01

641 57 23
                                    



Selamat membaca



***

"Sayang, jangan tinggalin aku?"

"Iya, aku janji, aku gak akan tinggalin kamu."

"Kamu ke mana di saat aku butuh kamu? Kamu di mana saat aku bener-bener ketakutan? Aku benci kamu, Sastra! Aku benci kamu!"

"KAYESHA!"

Sastra tersentak dari tidurnya seraya meneriakkan nama Kayesha. Ia langsung terduduk dengan napas terengah dan dadanya yang sampai naik turun. Kedua tangannya lalu terangkat ke sisi kepalanya, ia meremas erat rambutnya dengan kepala yang agak menunduk dan perlahan punggungnya mulai bergetar dengan suara isakan yang akhirnya lolos dari bibirnya.

Lagi-lagi ia memimpikan Kayesha dan yang begitu menyakitkan adalah kenyataan jika setiap ia memimpikan Kayesha, di akhir mimpinya sebelum ia tersentak bangun, Sastra selalu melihat tubuh Kayesha yang berlumuran darah.

"Maafin aku ...," lirih Sastra berbisik di tengah tangisnya.

"Aku jahat, aku harusnya ada di samping kamu. Aku mau tebus semua ... tapi kamu di mana, Kayesha? Tolong kasih tahu aku, kamu di mana, Sayang?"

Tangis Sastra kian menjadi dan ya, ini bukan kali pertama ia menangisi Kayesha karena nyatanya tiga minggu ini tiada hari yang ia lewati tanpa menangisi Kayesha yang entah berada di mana.

Ya, tiga minggu telah berlalu sejak hari di mana Sastra tak mendapati keberadaan Kayesha di rumah sakit, dan tiga minggu juga sejak Yudha memaksanya untuk melupakan Kayesha bahkan sampai pria itu tak membawa Kayesha ke Rusia.

Ya, Yudha tak membawa Kayesha ke Rusia dan mungkin alasannya karena ia tahu Sastra akan mencari Kayesha ke sana dan itu sama sekali tak salah. Tiga hari setelah mendapati surat dari Yudha, Sastra bersama kedua orang tuanya dan juga Sila pergi ke Rusia untuk mencari Kayesha. Namun, kepergian mereka saat itu sama sekali tak membuahkan hasil. Jangankan mengetahui keberadaan Kayesha, mereka bahkan tak bisa menemui Yudha yang menurut bawahannya bahkan belum Kembali ke Rusia sejak meminta cuti karena harus pulang ke Indonesia dikarenakan kondisi putrinya yang kembali memburuk.

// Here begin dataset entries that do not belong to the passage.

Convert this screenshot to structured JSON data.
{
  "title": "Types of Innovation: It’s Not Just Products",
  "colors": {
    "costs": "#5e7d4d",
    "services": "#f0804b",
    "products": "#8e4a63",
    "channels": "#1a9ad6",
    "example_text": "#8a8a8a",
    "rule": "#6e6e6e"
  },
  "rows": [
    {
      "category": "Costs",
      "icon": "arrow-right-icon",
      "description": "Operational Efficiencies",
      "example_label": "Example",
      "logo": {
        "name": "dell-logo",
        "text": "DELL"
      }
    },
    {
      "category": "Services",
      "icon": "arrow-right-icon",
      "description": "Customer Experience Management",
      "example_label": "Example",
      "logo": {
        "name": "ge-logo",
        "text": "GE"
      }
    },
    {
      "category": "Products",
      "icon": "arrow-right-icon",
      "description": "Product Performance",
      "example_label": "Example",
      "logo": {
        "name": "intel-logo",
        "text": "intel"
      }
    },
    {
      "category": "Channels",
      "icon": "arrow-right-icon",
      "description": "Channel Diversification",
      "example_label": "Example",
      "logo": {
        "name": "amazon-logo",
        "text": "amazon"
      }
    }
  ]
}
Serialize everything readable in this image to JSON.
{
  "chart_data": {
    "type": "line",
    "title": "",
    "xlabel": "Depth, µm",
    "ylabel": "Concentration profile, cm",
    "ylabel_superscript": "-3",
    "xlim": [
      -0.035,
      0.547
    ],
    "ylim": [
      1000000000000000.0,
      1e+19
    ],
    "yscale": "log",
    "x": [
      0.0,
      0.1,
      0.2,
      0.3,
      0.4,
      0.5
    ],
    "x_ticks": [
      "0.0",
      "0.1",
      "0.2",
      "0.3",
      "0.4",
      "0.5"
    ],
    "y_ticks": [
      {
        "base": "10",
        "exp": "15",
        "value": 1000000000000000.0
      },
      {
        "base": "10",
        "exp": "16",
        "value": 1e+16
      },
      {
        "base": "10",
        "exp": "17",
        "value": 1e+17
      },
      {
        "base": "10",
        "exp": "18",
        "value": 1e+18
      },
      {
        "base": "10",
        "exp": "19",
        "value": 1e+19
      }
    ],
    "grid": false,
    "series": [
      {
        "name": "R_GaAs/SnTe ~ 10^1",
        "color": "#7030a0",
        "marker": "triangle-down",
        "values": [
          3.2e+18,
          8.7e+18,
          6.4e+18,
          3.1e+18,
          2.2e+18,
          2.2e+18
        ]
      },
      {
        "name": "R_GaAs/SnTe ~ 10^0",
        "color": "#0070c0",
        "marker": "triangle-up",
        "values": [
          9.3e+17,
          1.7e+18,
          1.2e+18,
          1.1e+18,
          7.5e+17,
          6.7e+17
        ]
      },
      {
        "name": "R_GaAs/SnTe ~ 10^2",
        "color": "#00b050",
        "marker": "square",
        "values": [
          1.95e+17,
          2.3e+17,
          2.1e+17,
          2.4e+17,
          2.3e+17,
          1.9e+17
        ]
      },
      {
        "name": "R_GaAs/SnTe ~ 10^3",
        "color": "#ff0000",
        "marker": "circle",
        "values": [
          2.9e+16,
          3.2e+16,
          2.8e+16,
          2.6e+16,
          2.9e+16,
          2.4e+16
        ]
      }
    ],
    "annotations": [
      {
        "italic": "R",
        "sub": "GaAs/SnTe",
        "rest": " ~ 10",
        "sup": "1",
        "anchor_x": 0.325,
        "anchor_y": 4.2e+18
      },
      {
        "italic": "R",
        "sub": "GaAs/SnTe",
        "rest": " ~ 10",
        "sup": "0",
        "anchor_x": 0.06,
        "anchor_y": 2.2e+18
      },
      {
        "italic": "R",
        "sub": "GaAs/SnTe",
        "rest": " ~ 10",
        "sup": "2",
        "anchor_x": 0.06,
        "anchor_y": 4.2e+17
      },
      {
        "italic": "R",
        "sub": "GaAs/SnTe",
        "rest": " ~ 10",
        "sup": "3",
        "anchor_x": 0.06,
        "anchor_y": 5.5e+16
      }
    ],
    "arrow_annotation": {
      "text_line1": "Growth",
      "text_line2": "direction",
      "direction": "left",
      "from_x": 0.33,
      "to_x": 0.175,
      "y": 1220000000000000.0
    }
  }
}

Ya, Yudha dan Ayla katanya masih belum kembali ke Rusia saat Sastra menyusul mereka ke sana dan tak ada yang benar-benar tahu di mana keberadaan dua orang yang membawa serta Kayesha bersama mereka itu.

Setelah tangisnya mereda Sastra pun kembali merebahkan tubuhnya. Ia berbaring dengan posisi menyamping dan meringkuk mencoba memeluk dirinya sendiri dengan isakan yang belum sepenuhnya terhenti.

"Kamu di mana?" gumam Sastra yang kembali menggumamkan pertanyaan yang sama seperti apa yang selalu ia pertanyakan setiap harinya.

"Aku harus cari kamu ke mana? Mama sama Papa gak mau bantu aku buat cari kamu, Kayesha ... Aku harus gimana?"

Sastra kembali menitikan air matanya di balik selimut yang ia tarik hingga atas kepalanya. Sastra kembali menangis cukup lama sampai akhirnya ia kembali terlelap setelah cukup lama menangis. Beberapa jam setelahnya pintu kamar Sastra terbuka. Maya mengintip ke dalam sana sebelum akhirnya membuka pintu dengan lebih lebar dan masuk ke sana dengan tatapan getir yang hampir setiap pagi kini menghiasi matanya.

Maya duduk di tepi tempat tidur Sastra lalu menurunkan selimut yang dikenakan Sastra sampai ia bisa melihat wajah putranya itu. Maya masuk ke sana sebenarnya untuk membangunkan Sastra tetapi begitu kulitnya bersentuhan dengan dahi Sastra saat akan mengusap puncak kepala Sastra, Maya langsung tertegun dengan tatapan yang kian getir.